For people used to presidential candidate visits to Israel, Mitt Romney’s was a short, strange trip. Missing were the carefully scripted visits to high-profile places like Yad Vashem and Sederot. And though he did get a photo-op at the Western Wall, it wasn’t planned in advance. Press coverage was strictly controlled and interviews were minimal. Compared with candidate Barack Obama’s visit in 2008, this was a low-key affair.
What was going on?
Probably no American election has seen the global Jewish people more divided. Although President Obama’s popularity among Israelis has somewhat recovered after a disastrous first two years, it is nowhere near the approval levels that American Jews show for the President. Part of that is due to the difference cultural and political traditions that have emerged in the last sixty years — Israelis tend to feel more threatened by Arab might than by the American right. Part of it has been Obama’s effervescent disdain for the Jewish State’s elected leaders, who are not really beloved by many American Jews either.
And in the wake of Israel’s strategic and economic rise over the last generation, coupled with American Jews’ relative economic and spiritual insecurity, we can understand why American Jews feel less of an urgency than ever before to choose their presidents based on what’s good for Israel.
But there’s something else in play here, a new demographic on the Israeli scene, a kind of natural selection if you will. For it turns out that American Jews who fall into many of the classic Republican categories (capitalist, religious, muscularly Zionist) are disproportionately a lot more likely to make their first or second homes in Israel than those who don’t. A community of wealthy American ex-pats (“olim by choice,” they are now called) has grown dramatically in the last decade, especially in places like Jerusalem, Raanana, Beit Shemesh, and Gush Etzion. But do not call them foreigners: They may send their kids to the Israeli military, but they continue to vote in U.S. elections, build their wealth in dollars, and pay U.S. taxes.
Collectively these ex-pats have a very large amount of money, in the tens of billions or more, and because they are in Israel but care deeply about America, they are willing to spend their capital to help influence their distant love — just as many American Jews pour money into influencing Israel. Absence plus passion plus wealth equals philanthropy.
The result is that we have here a large pool of potential funding for the Republican nearly-nominee. I’m not just talking about individual Israel-loving gazillionaires who make seven- or eight-figure gifts to super PACs. I’m talking dozens of “ordinary” millionaire types who really want to see Romney in Jerusalem — and in the White House — and were happy to pay $50,000 per plate for a 7:45 am event on a Monday morning to make sure he gets there.
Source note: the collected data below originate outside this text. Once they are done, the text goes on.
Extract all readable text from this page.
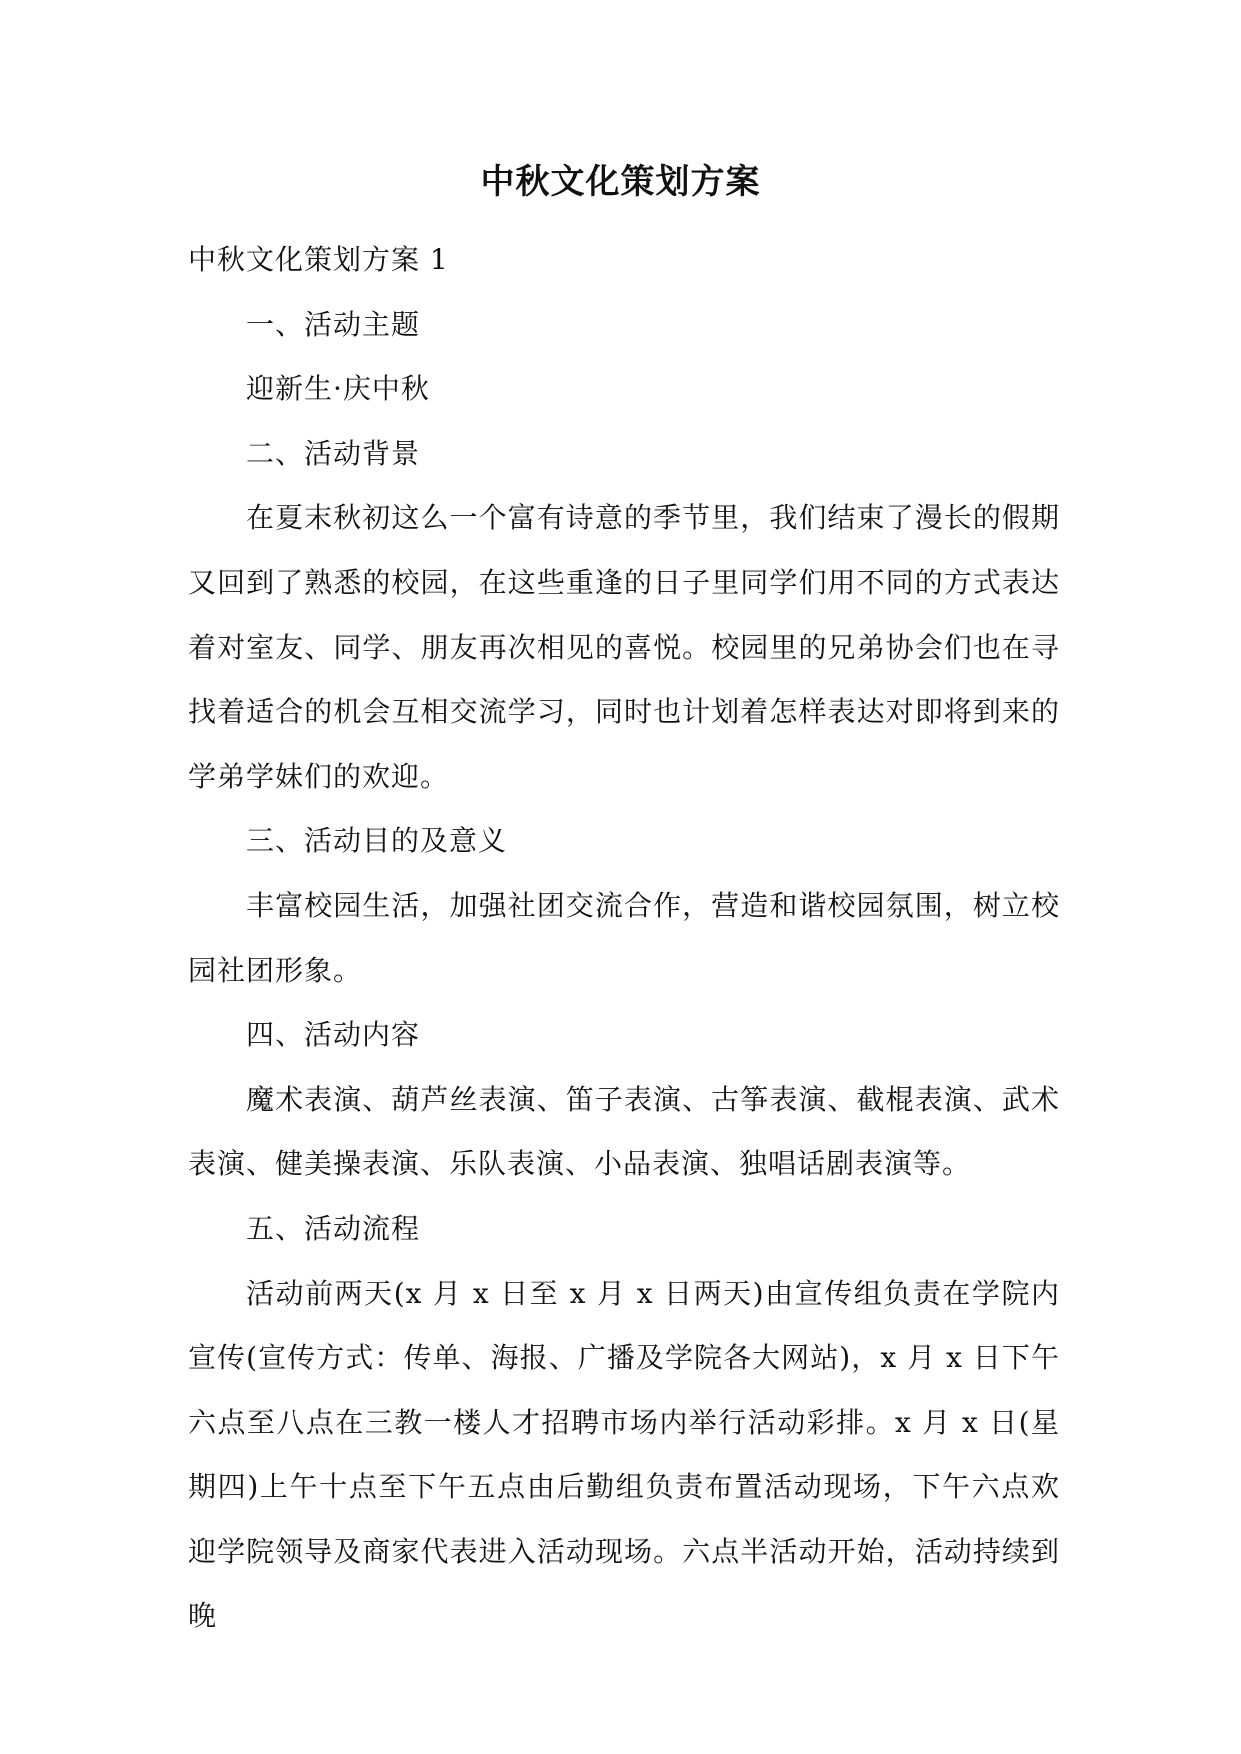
中秋文化策划方案

中秋文化策划方案 1

一、活动主题

迎新生·庆中秋

二、活动背景

在夏末秋初这么一个富有诗意的季节里，我们结束了漫长的假期又回到了熟悉的校园，在这些重逢的日子里同学们用不同的方式表达着对室友、同学、朋友再次相见的喜悦。校园里的兄弟协会们也在寻找着适合的机会互相交流学习，同时也计划着怎样表达对即将到来的学弟学妹们的欢迎。

三、活动目的及意义

丰富校园生活，加强社团交流合作，营造和谐校园氛围，树立校园社团形象。

四、活动内容

魔术表演、葫芦丝表演、笛子表演、古筝表演、截棍表演、武术表演、健美操表演、乐队表演、小品表演、独唱话剧表演等。

五、活动流程

活动前两天(x 月 x 日至 x 月 x 日两天)由宣传组负责在学院内宣传(宣传方式：传单、海报、广播及学院各大网站)，x 月 x 日下午六点至八点在三教一楼人才招聘市场内举行活动彩排。x 月 x 日(星期四)上午十点至下午五点由后勤组负责布置活动现场，下午六点欢迎学院领导及商家代表进入活动现场。六点半活动开始，活动持续到晚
So the dynamic of Romney’s visit in 2012 was naturally very different from that of candidate Barack Obama in 2008. For a Democrat, the challenge is always to prove to liberal American Jews that you are every bit as supportive of Israel as is the Republican. For a Republican, the goal is to raise money from American Jews who either live in Israel or wish they did.
Obviously I’m overstating. Democrats, too can raise money in Israel; Republicans, too, want to garner support of Israel-supporting voters in swing states like Ohio and Florida. The point is, however, that if Romney’s visit seemed unusual, it was because his aims were, on balance, less symbolic and more practical—less about publicity and more about fundraising. I have often carped about how American Jews view Israel as a set for their own inner movies, rather than as a real country. But for Romney, Israel is not a movie set at all: Like London, it’s become an actual power hub, a genuine source of support for his campaign.
And this, my friends, is an astonishing thought.
The most important story in all of this, in other words, isn’t about Mitt Romney at all. It’s about Israel. It is, in fact, a powerful sign of Israel’s remarkable rising global profile.
Of course, some people will bristle at the thought of the pristine kibbutz of their dreams turning into a coffer for presumptive Republican leaders. Others will be too attached to the image of Israel as forever fighting a losing battle for survival to believe that its profile is rising in any respect.
But at least one part of the Zionist dream is being fulfilled before our eyes: It was not long ago that our president, Shimon Peres, envisioned Israel becoming a financial center for the world, like Hong Kong or Singapore. (It was he who, as finance minister a decade before Benjamin Netanyahu came to power, ushered Israel into the capitalist era.) And it was the capitalist Theodor Herzl who, a century ago, imagined a magnet for wealthy Jews in Palestine. Today we see potential leaders of the free world turning to Israel for support.
If Israel really has become a capitol of capital, we all have cause to rejoice. Unless, of course, you see Romney’s fall as being more urgent than Israel’s rise.